Nov 1
aside
A couple more interesting python resources :
apologies
I'm (still) not finished grading the midterm projects. They will be done "real soon", hopefully by Fri afternoon.
old homework
Discuss the homework, looking at several of your submitted pieces.
Volunteers welcome.
We went over a "method chaining"
and described how to write objects
that allowed syntax like
thing.double().increment().double)
new business
Continue discussion of classes.
Some examples, including the notion of "inheritance" and "class variables" are in the
code/objects directory .
Python "dictionary" data structure. Like an array, but
with non-numeric "keys". The pairs of things in 'em
are called (key, value) pairs. And there are lots
of tricky methods built in;
jim = { "name" : "Jim", "age": 53 }
print "My name is ", jim['name']
print "My age is ", jim['age']
# Look at dir(jim) to see all the methods like
# jim.keys()
# jim.items()
# jim.has_key(key)
# jim.get(key, value_otherwise)
Dictionaries are very useful data structures. In fact, the symbol table of a running program is essentially just a dictionary, with each variable's name and value. Objects are very like dictionaries, with "slots" for both data and methods. Most of the other CS data structures are things with specific uses built from lists and dictionaries.
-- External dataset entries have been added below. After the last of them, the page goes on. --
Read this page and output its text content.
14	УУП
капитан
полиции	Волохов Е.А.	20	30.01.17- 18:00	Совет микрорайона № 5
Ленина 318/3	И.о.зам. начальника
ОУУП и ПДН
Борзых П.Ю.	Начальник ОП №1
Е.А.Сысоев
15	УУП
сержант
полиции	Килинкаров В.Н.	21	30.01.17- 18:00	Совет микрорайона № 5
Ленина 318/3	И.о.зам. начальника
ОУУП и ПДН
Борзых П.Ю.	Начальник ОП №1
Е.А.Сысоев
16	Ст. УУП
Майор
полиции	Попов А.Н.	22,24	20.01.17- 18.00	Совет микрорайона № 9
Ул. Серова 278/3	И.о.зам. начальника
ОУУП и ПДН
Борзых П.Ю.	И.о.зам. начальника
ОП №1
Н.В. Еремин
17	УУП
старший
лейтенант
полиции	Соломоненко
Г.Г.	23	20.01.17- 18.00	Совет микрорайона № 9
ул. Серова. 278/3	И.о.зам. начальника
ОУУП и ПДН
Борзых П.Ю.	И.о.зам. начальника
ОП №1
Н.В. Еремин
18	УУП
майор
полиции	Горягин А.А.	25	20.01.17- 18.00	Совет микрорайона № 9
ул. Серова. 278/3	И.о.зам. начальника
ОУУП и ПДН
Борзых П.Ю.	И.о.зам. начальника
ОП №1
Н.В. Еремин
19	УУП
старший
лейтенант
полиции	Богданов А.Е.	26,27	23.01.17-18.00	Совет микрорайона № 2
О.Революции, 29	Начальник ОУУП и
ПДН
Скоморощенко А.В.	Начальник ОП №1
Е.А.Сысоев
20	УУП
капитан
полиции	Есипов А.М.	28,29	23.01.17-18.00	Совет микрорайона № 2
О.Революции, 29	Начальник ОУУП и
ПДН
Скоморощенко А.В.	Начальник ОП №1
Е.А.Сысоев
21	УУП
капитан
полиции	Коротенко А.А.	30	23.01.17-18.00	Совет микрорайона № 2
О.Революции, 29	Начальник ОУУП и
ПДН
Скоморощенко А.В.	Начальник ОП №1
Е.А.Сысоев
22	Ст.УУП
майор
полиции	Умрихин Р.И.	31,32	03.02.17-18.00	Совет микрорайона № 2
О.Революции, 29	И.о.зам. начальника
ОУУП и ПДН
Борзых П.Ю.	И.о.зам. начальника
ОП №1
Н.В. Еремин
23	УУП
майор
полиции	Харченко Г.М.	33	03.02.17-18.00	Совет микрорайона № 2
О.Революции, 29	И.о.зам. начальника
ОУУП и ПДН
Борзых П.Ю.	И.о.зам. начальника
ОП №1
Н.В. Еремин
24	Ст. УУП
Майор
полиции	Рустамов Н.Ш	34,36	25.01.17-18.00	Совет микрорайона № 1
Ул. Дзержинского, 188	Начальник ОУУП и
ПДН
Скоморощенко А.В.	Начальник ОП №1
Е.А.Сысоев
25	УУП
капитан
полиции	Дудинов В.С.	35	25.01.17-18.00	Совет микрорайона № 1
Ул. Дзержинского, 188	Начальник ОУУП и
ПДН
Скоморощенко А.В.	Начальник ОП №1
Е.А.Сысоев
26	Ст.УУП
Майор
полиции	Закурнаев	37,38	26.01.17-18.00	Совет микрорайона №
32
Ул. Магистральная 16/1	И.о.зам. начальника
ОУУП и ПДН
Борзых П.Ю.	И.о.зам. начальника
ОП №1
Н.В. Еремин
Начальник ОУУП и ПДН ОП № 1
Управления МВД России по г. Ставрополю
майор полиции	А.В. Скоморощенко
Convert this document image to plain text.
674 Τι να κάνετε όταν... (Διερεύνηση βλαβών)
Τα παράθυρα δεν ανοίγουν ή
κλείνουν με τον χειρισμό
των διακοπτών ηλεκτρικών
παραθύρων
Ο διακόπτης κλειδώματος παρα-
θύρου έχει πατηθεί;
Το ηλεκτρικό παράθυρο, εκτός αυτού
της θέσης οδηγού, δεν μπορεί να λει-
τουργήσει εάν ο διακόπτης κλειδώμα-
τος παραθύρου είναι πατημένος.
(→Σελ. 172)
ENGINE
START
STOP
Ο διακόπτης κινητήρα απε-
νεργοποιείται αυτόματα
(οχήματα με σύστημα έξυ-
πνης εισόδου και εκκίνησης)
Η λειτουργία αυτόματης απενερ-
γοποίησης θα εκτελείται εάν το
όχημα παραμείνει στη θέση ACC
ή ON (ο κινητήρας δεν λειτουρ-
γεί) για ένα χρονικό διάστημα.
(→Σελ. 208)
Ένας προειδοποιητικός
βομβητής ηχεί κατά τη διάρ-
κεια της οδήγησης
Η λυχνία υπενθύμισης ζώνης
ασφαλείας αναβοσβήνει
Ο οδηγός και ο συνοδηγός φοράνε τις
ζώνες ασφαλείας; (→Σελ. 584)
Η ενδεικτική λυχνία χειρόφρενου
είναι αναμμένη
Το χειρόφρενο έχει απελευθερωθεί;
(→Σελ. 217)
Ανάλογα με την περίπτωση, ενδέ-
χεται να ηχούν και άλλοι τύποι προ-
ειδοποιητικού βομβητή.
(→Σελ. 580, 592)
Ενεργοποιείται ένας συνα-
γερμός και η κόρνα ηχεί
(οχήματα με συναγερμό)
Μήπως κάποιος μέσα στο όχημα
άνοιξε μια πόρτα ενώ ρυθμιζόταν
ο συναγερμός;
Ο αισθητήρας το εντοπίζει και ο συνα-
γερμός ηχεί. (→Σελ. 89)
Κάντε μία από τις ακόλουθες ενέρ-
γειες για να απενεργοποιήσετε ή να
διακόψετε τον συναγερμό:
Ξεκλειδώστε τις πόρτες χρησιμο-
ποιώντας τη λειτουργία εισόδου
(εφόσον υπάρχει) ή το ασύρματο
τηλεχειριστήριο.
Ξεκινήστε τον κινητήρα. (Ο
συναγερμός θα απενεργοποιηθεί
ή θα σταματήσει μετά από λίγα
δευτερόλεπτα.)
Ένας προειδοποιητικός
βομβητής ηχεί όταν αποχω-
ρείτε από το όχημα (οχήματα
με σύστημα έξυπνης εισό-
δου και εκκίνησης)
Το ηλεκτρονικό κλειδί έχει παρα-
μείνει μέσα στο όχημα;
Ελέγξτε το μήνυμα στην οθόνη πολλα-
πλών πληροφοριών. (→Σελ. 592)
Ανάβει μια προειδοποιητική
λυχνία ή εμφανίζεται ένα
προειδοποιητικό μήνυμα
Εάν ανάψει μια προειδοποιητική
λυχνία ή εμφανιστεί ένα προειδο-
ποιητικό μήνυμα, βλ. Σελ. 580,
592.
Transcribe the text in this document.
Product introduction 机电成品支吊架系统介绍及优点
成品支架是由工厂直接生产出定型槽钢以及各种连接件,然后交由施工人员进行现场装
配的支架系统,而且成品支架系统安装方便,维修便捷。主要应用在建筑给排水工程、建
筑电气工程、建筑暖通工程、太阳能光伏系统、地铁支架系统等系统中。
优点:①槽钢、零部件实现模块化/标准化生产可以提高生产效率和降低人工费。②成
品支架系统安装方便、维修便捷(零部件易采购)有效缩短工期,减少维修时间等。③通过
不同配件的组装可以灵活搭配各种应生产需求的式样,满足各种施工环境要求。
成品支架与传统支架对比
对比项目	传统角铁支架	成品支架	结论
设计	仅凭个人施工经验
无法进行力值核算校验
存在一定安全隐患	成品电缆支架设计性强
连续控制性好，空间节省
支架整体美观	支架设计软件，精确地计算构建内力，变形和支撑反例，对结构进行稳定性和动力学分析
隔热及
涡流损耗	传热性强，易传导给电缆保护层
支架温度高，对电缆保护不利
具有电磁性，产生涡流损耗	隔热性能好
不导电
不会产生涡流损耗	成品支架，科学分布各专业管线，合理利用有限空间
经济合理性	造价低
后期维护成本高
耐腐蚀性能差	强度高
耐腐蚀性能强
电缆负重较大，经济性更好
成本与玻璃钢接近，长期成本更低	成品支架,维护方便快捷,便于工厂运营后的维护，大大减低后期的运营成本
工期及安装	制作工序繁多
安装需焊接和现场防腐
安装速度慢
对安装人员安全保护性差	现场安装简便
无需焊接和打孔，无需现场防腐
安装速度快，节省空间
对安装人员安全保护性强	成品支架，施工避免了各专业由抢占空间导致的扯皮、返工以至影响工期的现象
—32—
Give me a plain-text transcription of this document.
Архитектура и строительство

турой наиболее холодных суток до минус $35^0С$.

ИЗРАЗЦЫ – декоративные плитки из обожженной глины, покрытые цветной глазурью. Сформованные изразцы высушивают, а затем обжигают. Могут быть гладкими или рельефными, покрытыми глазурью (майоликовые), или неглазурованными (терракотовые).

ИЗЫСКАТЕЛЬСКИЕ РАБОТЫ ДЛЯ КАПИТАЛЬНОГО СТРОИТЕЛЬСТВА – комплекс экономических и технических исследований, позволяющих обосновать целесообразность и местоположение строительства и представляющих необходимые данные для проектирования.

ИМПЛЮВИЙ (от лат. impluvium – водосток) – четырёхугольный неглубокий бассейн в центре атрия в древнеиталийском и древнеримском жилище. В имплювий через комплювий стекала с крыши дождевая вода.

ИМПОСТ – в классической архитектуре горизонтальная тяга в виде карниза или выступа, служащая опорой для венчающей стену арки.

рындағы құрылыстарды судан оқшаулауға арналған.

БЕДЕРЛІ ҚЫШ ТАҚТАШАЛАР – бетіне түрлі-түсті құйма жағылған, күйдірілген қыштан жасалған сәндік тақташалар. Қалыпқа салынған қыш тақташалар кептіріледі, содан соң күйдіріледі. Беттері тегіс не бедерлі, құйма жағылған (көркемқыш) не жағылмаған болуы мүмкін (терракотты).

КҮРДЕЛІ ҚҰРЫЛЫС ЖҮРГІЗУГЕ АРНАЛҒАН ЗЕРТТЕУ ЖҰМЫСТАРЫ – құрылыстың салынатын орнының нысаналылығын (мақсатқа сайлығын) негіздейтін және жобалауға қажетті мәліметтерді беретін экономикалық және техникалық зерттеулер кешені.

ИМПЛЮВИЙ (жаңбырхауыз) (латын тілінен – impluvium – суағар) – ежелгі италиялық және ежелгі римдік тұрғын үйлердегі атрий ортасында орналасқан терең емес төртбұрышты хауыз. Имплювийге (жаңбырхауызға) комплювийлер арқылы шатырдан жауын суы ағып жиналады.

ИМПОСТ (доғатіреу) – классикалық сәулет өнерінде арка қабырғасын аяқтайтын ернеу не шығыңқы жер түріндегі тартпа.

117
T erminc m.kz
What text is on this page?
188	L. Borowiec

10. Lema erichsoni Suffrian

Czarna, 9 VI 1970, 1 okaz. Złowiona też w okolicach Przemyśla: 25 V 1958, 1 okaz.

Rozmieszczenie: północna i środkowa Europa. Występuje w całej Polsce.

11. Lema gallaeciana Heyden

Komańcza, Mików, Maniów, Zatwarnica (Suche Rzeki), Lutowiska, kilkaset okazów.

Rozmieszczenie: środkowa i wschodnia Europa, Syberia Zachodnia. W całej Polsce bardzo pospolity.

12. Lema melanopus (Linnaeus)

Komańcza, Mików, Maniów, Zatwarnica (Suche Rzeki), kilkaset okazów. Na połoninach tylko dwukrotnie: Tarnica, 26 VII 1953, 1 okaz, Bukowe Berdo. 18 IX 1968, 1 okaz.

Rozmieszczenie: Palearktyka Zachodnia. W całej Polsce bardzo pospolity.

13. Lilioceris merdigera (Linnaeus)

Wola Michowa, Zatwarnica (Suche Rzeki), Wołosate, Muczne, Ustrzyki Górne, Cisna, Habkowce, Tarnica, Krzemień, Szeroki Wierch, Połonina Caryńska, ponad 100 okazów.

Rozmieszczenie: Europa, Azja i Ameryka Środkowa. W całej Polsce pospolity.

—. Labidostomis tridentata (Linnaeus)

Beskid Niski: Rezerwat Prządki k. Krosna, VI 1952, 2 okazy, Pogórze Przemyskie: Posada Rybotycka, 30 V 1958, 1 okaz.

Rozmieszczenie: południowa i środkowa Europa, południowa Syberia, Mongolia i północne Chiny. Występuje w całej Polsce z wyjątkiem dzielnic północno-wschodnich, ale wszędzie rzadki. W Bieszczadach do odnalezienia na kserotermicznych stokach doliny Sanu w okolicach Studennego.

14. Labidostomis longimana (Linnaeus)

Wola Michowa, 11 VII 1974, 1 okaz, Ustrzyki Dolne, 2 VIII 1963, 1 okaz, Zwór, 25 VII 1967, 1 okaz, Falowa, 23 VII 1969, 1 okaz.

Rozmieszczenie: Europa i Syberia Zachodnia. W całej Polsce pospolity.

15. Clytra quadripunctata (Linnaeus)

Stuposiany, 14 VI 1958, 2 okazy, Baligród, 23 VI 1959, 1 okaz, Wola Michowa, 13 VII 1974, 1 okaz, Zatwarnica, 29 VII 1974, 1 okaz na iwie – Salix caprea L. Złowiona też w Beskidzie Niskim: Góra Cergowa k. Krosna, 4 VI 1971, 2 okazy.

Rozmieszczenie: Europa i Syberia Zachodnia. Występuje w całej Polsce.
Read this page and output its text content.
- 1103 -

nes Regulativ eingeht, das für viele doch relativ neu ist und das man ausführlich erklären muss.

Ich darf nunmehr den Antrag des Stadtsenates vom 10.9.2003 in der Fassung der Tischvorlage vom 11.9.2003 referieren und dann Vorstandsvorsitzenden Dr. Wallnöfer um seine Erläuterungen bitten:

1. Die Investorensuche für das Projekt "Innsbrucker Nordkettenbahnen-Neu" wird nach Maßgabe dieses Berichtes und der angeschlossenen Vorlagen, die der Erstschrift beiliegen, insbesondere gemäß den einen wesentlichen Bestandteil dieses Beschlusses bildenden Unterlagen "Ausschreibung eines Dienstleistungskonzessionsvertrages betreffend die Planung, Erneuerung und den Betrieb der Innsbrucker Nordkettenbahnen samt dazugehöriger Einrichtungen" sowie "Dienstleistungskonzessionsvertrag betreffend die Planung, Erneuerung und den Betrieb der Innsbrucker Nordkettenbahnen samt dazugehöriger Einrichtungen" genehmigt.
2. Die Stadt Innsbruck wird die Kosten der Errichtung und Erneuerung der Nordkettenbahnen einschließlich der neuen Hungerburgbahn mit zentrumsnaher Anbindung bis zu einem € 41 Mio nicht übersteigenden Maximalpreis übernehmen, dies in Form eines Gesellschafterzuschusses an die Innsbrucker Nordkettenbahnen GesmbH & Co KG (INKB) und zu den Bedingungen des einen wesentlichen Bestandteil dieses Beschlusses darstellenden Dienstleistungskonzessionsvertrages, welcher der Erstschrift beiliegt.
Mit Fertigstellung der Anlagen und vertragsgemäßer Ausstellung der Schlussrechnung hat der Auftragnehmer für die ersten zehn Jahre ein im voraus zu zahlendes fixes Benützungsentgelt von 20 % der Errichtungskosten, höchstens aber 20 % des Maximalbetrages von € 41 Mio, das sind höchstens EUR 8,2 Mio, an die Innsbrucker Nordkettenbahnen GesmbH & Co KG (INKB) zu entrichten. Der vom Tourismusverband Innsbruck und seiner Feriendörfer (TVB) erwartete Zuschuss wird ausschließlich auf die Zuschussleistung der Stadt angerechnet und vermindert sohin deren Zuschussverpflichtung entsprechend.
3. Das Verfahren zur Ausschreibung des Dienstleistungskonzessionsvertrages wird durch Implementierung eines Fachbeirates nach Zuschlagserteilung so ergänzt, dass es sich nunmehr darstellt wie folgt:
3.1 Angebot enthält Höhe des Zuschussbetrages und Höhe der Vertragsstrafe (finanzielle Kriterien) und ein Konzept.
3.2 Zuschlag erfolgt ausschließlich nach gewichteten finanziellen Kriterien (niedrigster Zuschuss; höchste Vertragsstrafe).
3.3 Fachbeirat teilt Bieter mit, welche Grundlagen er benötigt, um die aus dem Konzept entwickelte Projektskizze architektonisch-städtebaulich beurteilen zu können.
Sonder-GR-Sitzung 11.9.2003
Coming: the many uses of dictionaries, including counting things.
It includes use of one more special class method, __cmp__ .
cmp(x,y) is a built-in Python function that compares things.
And there are many more "special method names" in classes,
all with names like __*__ , for adding, comparing, and
doing things like making classes behave like functions or
collections (i.e. dictionaries and lists). Thus you can
invent your own, new python data structures, and add 'em in.
new homework
... has been posted.
I want you to use a "template" top down approach to
working on your code : first write the form of the
class and methods, with "fake" return values (no "print" allowed
for this assignment within classes), along with the main()
method that uses the classes. The point is to make sure
that you know what methods and classes you want *before*
you try to implement the specific methods.
other business
We should talk some more about debugging techniques.
This is something all programmars do, and learning
how is part of the game. Several
of you are getting stuck in the homework, and aren't sure
how to get unstuck. A few ideas :
- Code iteratively, adding only a few pieces before recompiling and retesting. That way when it doesn't work, you know what changed.
- If you're completely stumped, go way back - even to something entirely new - that you know does work, and modify that piece by piece until it's like the thing that isn't working.
- Check all your assumptions. Often the problem isn't quite where you're looking.
- Put in lots of print statements to see if it is doing what you think it should.
- Use the interactive python prompt. Paste in your program piece by piece, and look at everything you can think of.